Funny how, when someone says “Is impossible”, the human condition either gives up or rises to the occasion. Fortunately for pinot noir lovers seeking a site-driven flavor profile, Steve Lutz of Lenné Estate chose the latter.
After years of searching, Lutz found just the right 21 stressed acres in the Yamhill Carlton AVA that he’d been looking for. Not even for sale at the time, it was one of those ‘a friend of a friend’ exchanges that has proven to be his greatest challenge and source of pride.
Due to the depleted ancient sedimentary soil that makes up his estate vineyard, his vines yield small clusters which equate to density in flavor.

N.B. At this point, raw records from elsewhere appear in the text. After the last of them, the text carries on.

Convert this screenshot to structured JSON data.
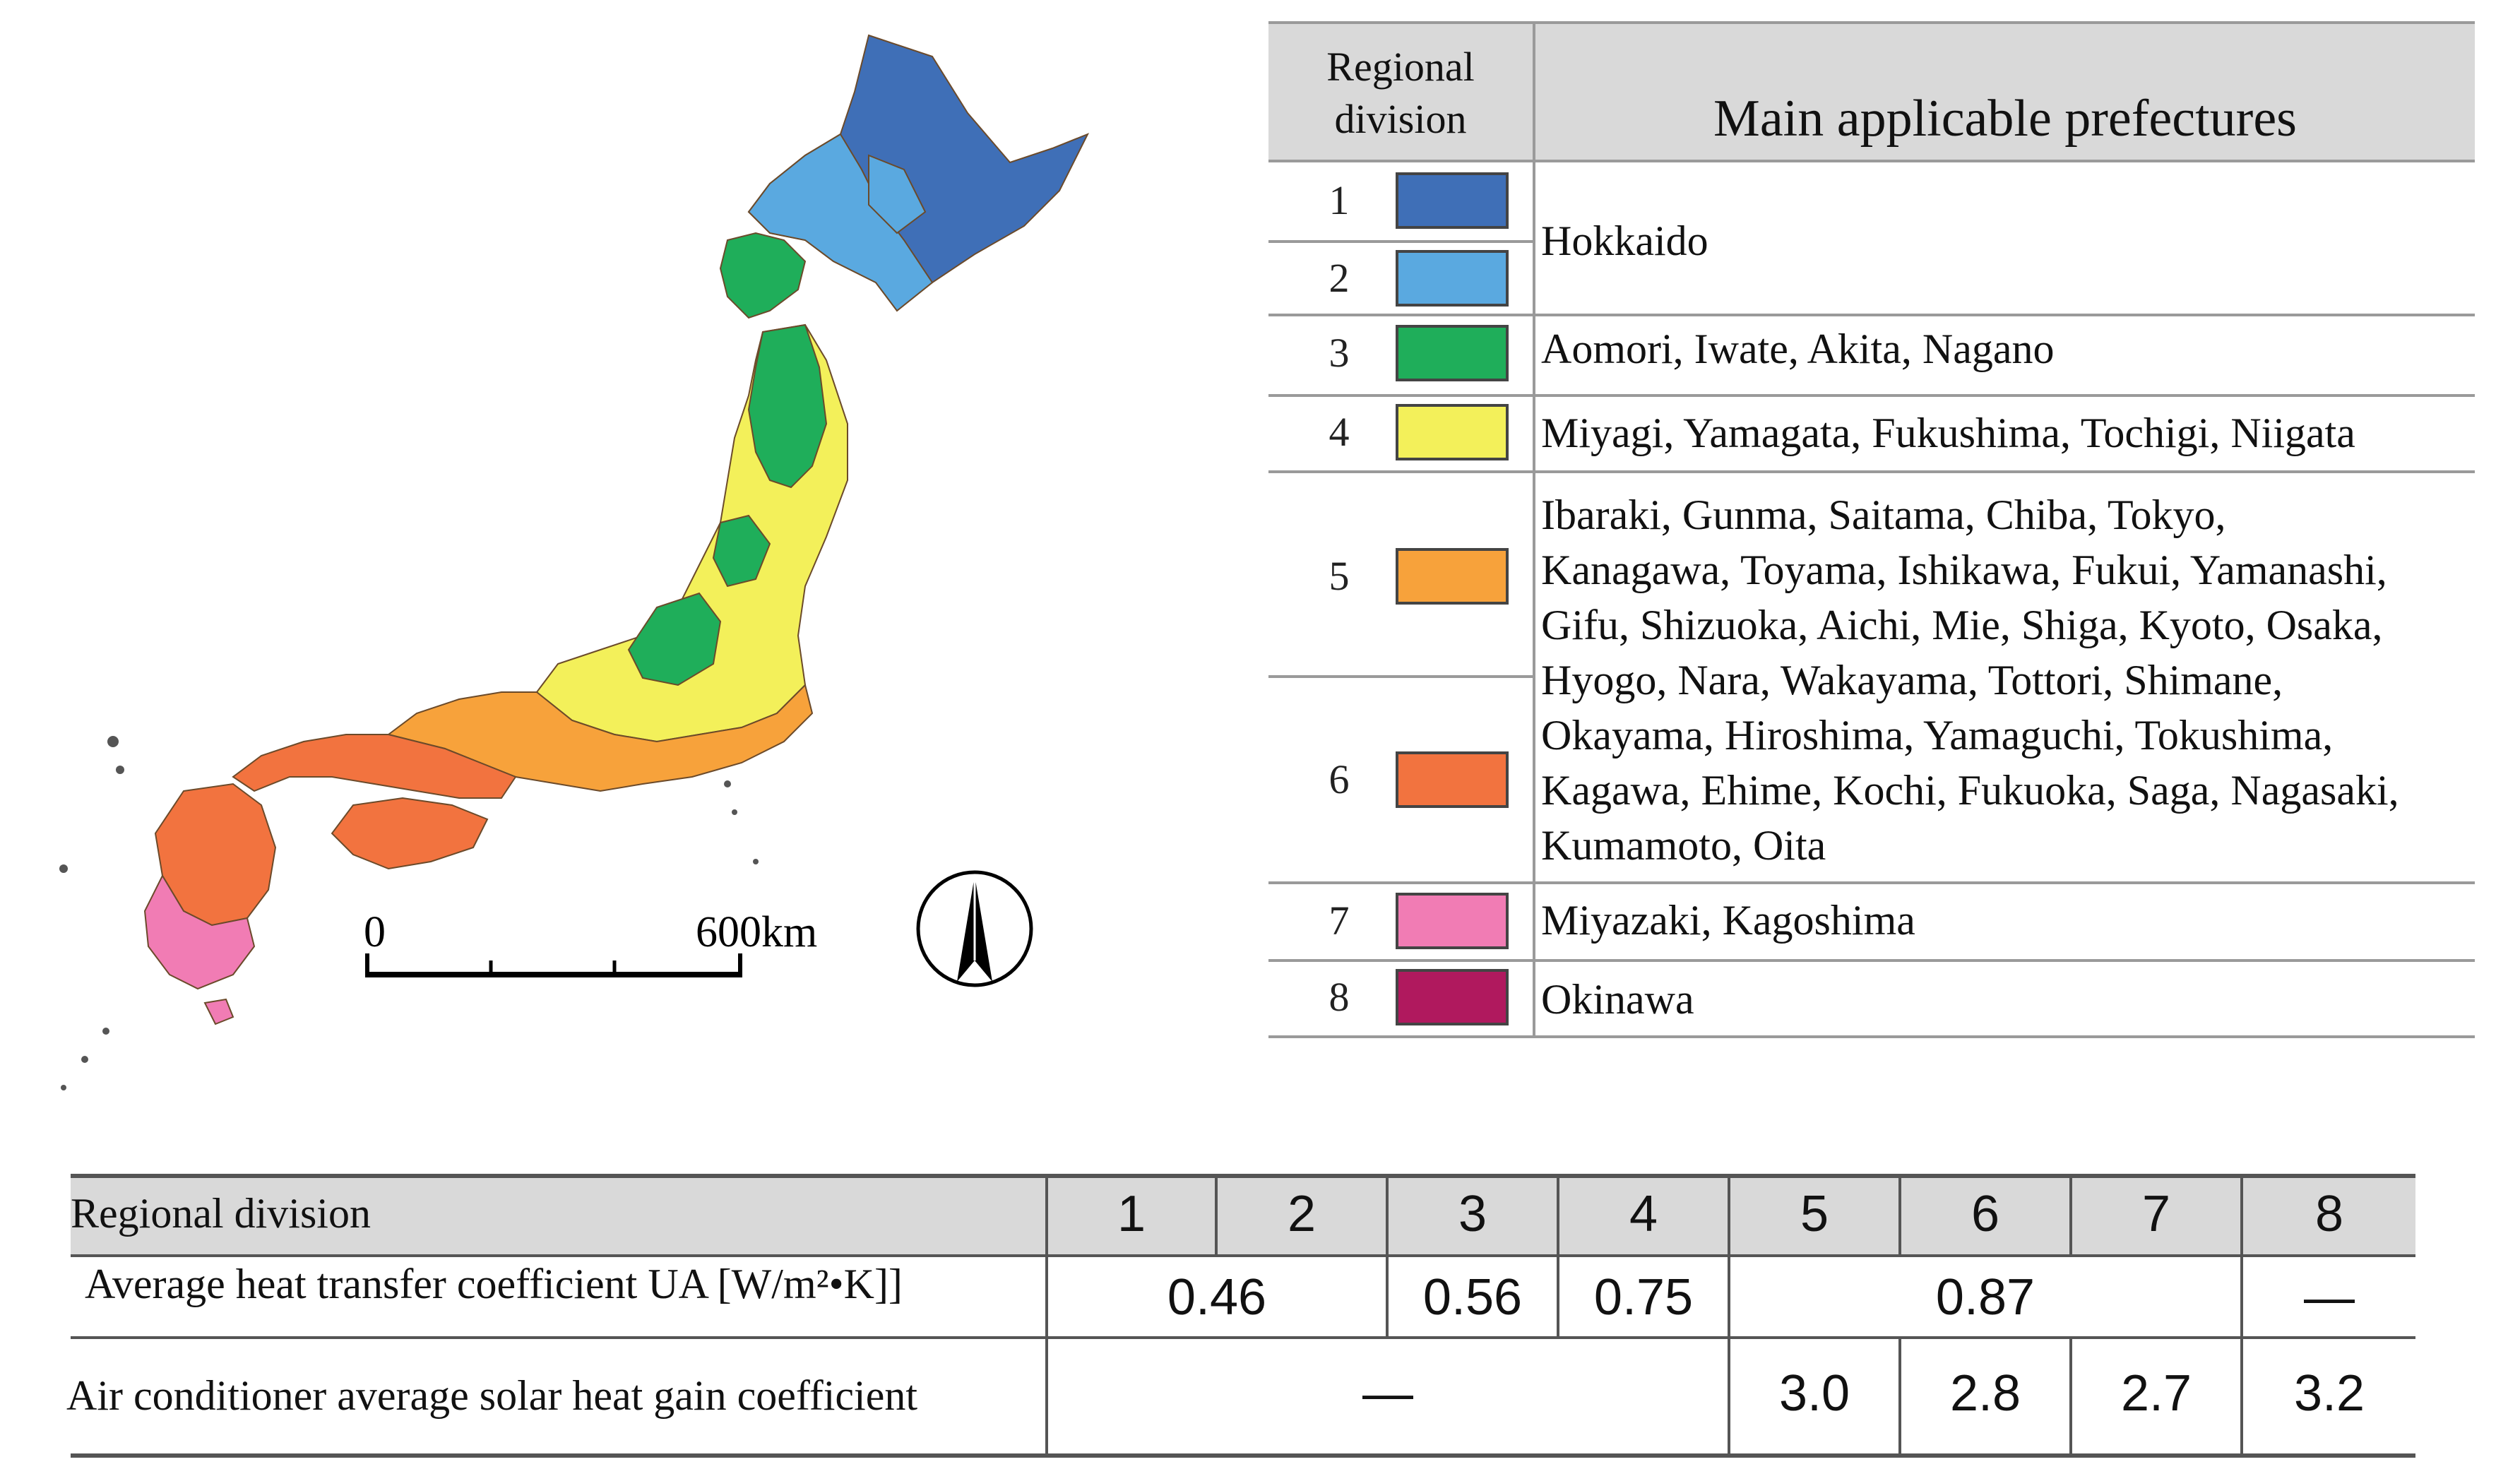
{
  "map": {
    "scale_start": "0",
    "scale_end": "600km",
    "region_colors": {
      "1": "#3f6fb7",
      "2": "#5aa9e0",
      "3": "#1fae5a",
      "4": "#f3f05a",
      "5": "#f7a23b",
      "6": "#f2733f",
      "7": "#f17cb4",
      "8": "#b0195e"
    }
  },
  "legend": {
    "header_division_line1": "Regional",
    "header_division_line2": "division",
    "header_prefectures": "Main applicable prefectures",
    "rows": [
      {
        "num": "1",
        "color": "#3f6fb7"
      },
      {
        "num": "2",
        "color": "#5aa9e0"
      },
      {
        "num": "3",
        "color": "#1fae5a"
      },
      {
        "num": "4",
        "color": "#f3f05a"
      },
      {
        "num": "5",
        "color": "#f7a23b"
      },
      {
        "num": "6",
        "color": "#f2733f"
      },
      {
        "num": "7",
        "color": "#f17cb4"
      },
      {
        "num": "8",
        "color": "#b0195e"
      }
    ],
    "prefectures": {
      "r12": "Hokkaido",
      "r3": "Aomori, Iwate, Akita, Nagano",
      "r4": "Miyagi, Yamagata, Fukushima, Tochigi, Niigata",
      "r56_lines": [
        "Ibaraki, Gunma, Saitama, Chiba, Tokyo,",
        "Kanagawa, Toyama, Ishikawa, Fukui, Yamanashi,",
        "Gifu, Shizuoka, Aichi, Mie, Shiga, Kyoto, Osaka,",
        "Hyogo, Nara, Wakayama, Tottori, Shimane,",
        "Okayama, Hiroshima, Yamaguchi, Tokushima,",
        "Kagawa, Ehime, Kochi, Fukuoka, Saga, Nagasaki,",
        "Kumamoto, Oita"
      ],
      "r7": "Miyazaki, Kagoshima",
      "r8": "Okinawa"
    }
  },
  "ua_table": {
    "header_label": "Regional division",
    "divisions": [
      "1",
      "2",
      "3",
      "4",
      "5",
      "6",
      "7",
      "8"
    ],
    "row1_label": "Average heat transfer coefficient UA [W/m²•K]]",
    "row1_values": {
      "d12": "0.46",
      "d3": "0.56",
      "d4": "0.75",
      "d567": "0.87",
      "d8": "—"
    },
    "row2_label": "Air conditioner average solar heat gain coefficient",
    "row2_values": {
      "d1to4": "—",
      "d5": "3.0",
      "d6": "2.8",
      "d7": "2.7",
      "d8": "3.2"
    }
  }
}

Under one of the three distinct labels—LeNez, Lenné and Cinq Élus—is a tribute to Lutz’s journey; his 2014 Kill Hill Pinot Noir. Made from a blend of clones found on the steep, Northeast corner of his vineyard, it is also where Lutz lost many of his juvenile vines in the first years. It now stands as a tribute to tenacity and confirmation that struggle breeds strength.
Tasting through his offerings on a pleasant day in May, I enjoyed the perfume and light floral notes of his 2013 LeNez Pinot Noir; his signature wine, the 2013 Lenné Pinot Noir; the fruit-forward nose of the 2014 Eleannor’s Pinot Noir (in honor of Steve’s mother); and the 2013 Lenné Cinq Élus which translates to the ‘five elected’—the best barrel from each of the five single estate clones represented. For me, the winner was the currant and savory notes of the 2013 Jill’s 115 Pinot Noir. I’m a sucker for bramble.
Lutz, himself, has experienced nearly the diversity of his soil in his working years. His wine fascination began in the Napa Valley. From Beringer to Franciscan to Inglenook to Merryvale, his resumé is an impressive list of big names for which he managed all the while honing his winemaking skills at home.
An ode to a gourmet pizza business that he operated for five years in California, Lutz built a Pompeii Pizza Oven back in 2008 and fires it up at exclusive Lenné wine club events.‘Throwing dough’—as wine photographer Richard Duval so aptly nicknamed it—puts him among an elite group of winemakers who enjoy the hobby including Bob Betz (Betz Family Winery), Jean-François Pellet of Pepper Bridge and Gilles Nicault of Long Shadows.
Initial success for Lutz was hard-won, taking Lenné seven years to produce the fruit set commonly realized in three. But the depth of structure validates his gut; that, like the famed wines of France, keeping the vines parched and needy results in power and concentration that translates into the glass.